Download or Die

The RIAA's war on the consumer

RIAA also stands for Really Intrusive Avaricious AsswipesYou're in deep doo-doo, and it's all Khia's fault. Some jerk on the bus was humming her tune "My Neck, My Back (Lick It)," and by the time you got home, you desperately needed to hear it. So you went on KaZaA or some other post-Napster file-sharing Web site and downloaded the track. The next thing you knew, the feds were busting down your door.

Sound far-fetched? Guess again. Gobbles Security -- a group of hackers that searches the Web for software vulnerabilities -- recently posted a statement saying that it had been hired by the Recording Industry Association of America (the brownshirt squadron of the major labels) to create a virus/worm hybrid that would help root out downloading pirates. Each time someone grabs an MP3 off an illegal site, the virus zooms into the downloader's computer files, compiles a list of all songs therein, and reports that list back to the RIAA, which can then initiate criminal proceedings.

Thankfully, the Gobbles post is a hoax, according to an RIAA spokesperson. (Ha ha, those hackers are such kooks. I mean "kooks" in the nicest way, of course; please don't destroy our computers.) But before you go back to ripping copies of "The Humpty Dance," you may want to consider just how close to reality the scenario is. "Technically, the whole thing is feasible," says Manny Ponce, a local musician and network administrator. "There's already viruses that would delete all the files in a user's directory, and it wouldn't be hard to rewrite it to do [what Gobbles suggested]." The major labels have already admitted to unleashing thousands of dummy MP3s, which usually contain five seconds of a song followed by a bitchy admonition to "stop stealing our music."

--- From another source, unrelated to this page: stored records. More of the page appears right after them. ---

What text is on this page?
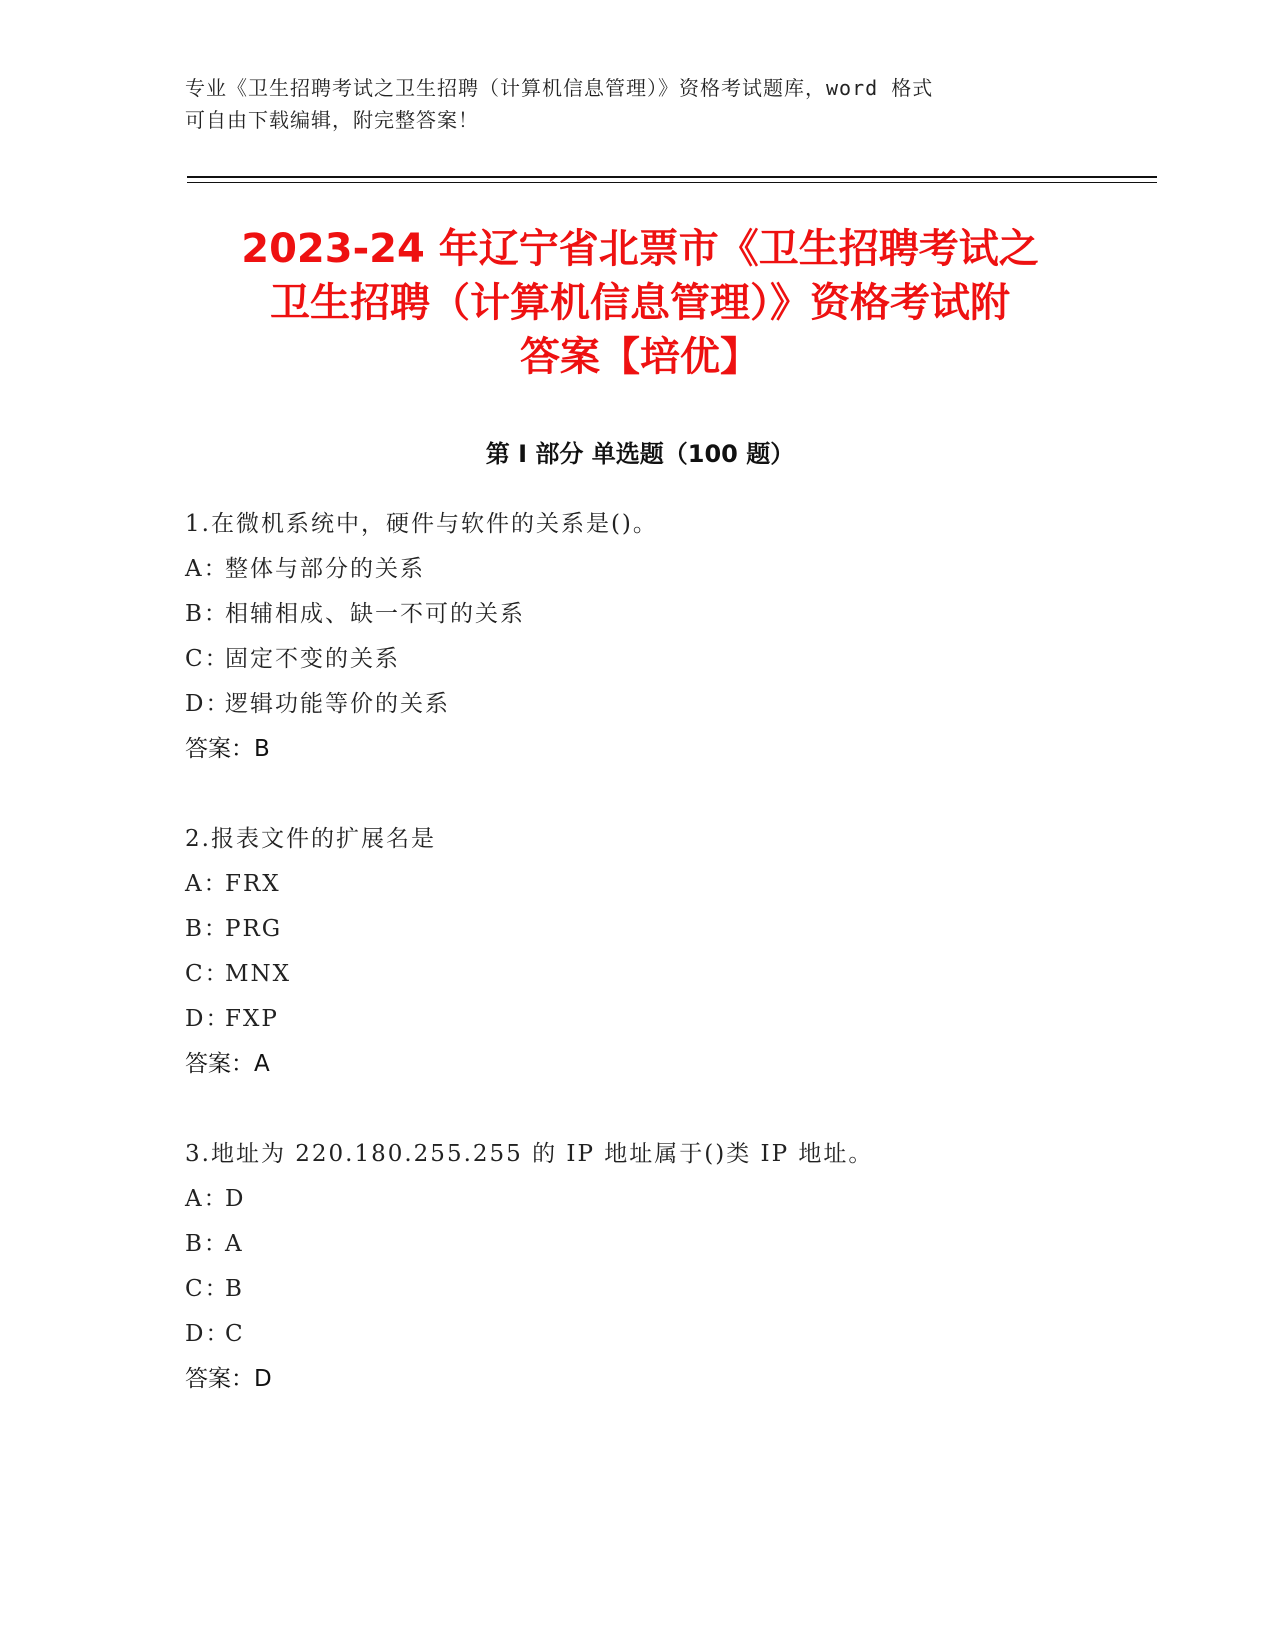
专业《卫生招聘考试之卫生招聘（计算机信息管理）》资格考试题库，word 格式
可自由下载编辑，附完整答案！
2023-24 年辽宁省北票市《卫生招聘考试之
卫生招聘（计算机信息管理）》资格考试附
答案【培优】
第 I 部分 单选题（100 题）
1.在微机系统中，硬件与软件的关系是()。
A：整体与部分的关系
B：相辅相成、缺一不可的关系
C：固定不变的关系
D：逻辑功能等价的关系
答案：B
2.报表文件的扩展名是
A：FRX
B：PRG
C：MNX
D：FXP
答案：A
3.地址为 220.180.255.255 的 IP 地址属于()类 IP 地址。
A：D
B：A
C：B
D：C
答案：D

Of course, such "hack back" shenanigans are currently illegal, which may help explain the RIAA's furious lobbying on Capitol Hill. After Congress passed the Patriot Act in October 2001, the RIAA tried to get the anti-cyberterrorist bill rewritten so its goons could poke around people's computers any time they wanted -- in the name of looking for pirated songs, of course. Naturally, if while the RIAA was invading your privacy it happened to destroy your equipment, the group couldn't be held responsible. When public outcry forced the RIAA to withdraw its suggestions, the organization simply tried a different tack: suing to block access to (a Chinese music-download site), which would've set a dangerous precedent concerning who controls what we can browse.

From the start of the MP3 revolution, the music industry has tried to fix the "problem" with litigation and scare tactics, instead of coming up with a working solution. The RIAA's latest coup occurred last week, when a Washington, D.C., judge told Verizon Internet Services that it had to hand over the name of a subscriber who had used KaZaA to share (gulp!) 666 music files. "This is a continuation of the RIAA's war against the consumer," says Lee Tien, senior staff attorney for S.F.'s Electronic Frontier Foundation, which serves as a watchdog for Internet free speech issues. "They've successfully extended their claws further to get providers to rat out their users."

"What's amazing is that this cuts the legal system out of the process," says Eliot Van Buskirk, senior editor at CNET/ZDNet. The RIAA can now serve an ISP with an "information subpoena" requesting a subscriber's name. Rather than worry about being sued by the record industry, the ISP will most likely deny the user service, without ever letting the subscriber defend himself. Not only is this practice ethically wrong, but, as Van Buskirk points out, it's also prone to producing false positives -- just ask the man who nearly got tossed from his ISP for uploading his son's book report on Harry Potter.

The worst thing about the RIAA's attitude is its shortsightedness. As Van Buskirk explains, more people have used peer-to-peer technology than voted for Bush and Gore combined in the last presidential election. Like it or not, P2P services are here to say. "What this decision does is push [file-sharing] people further underground," Van Buskirk says. "Short of a police state, you won't be able to stop it." (Let's not give the RIAA any ideas.)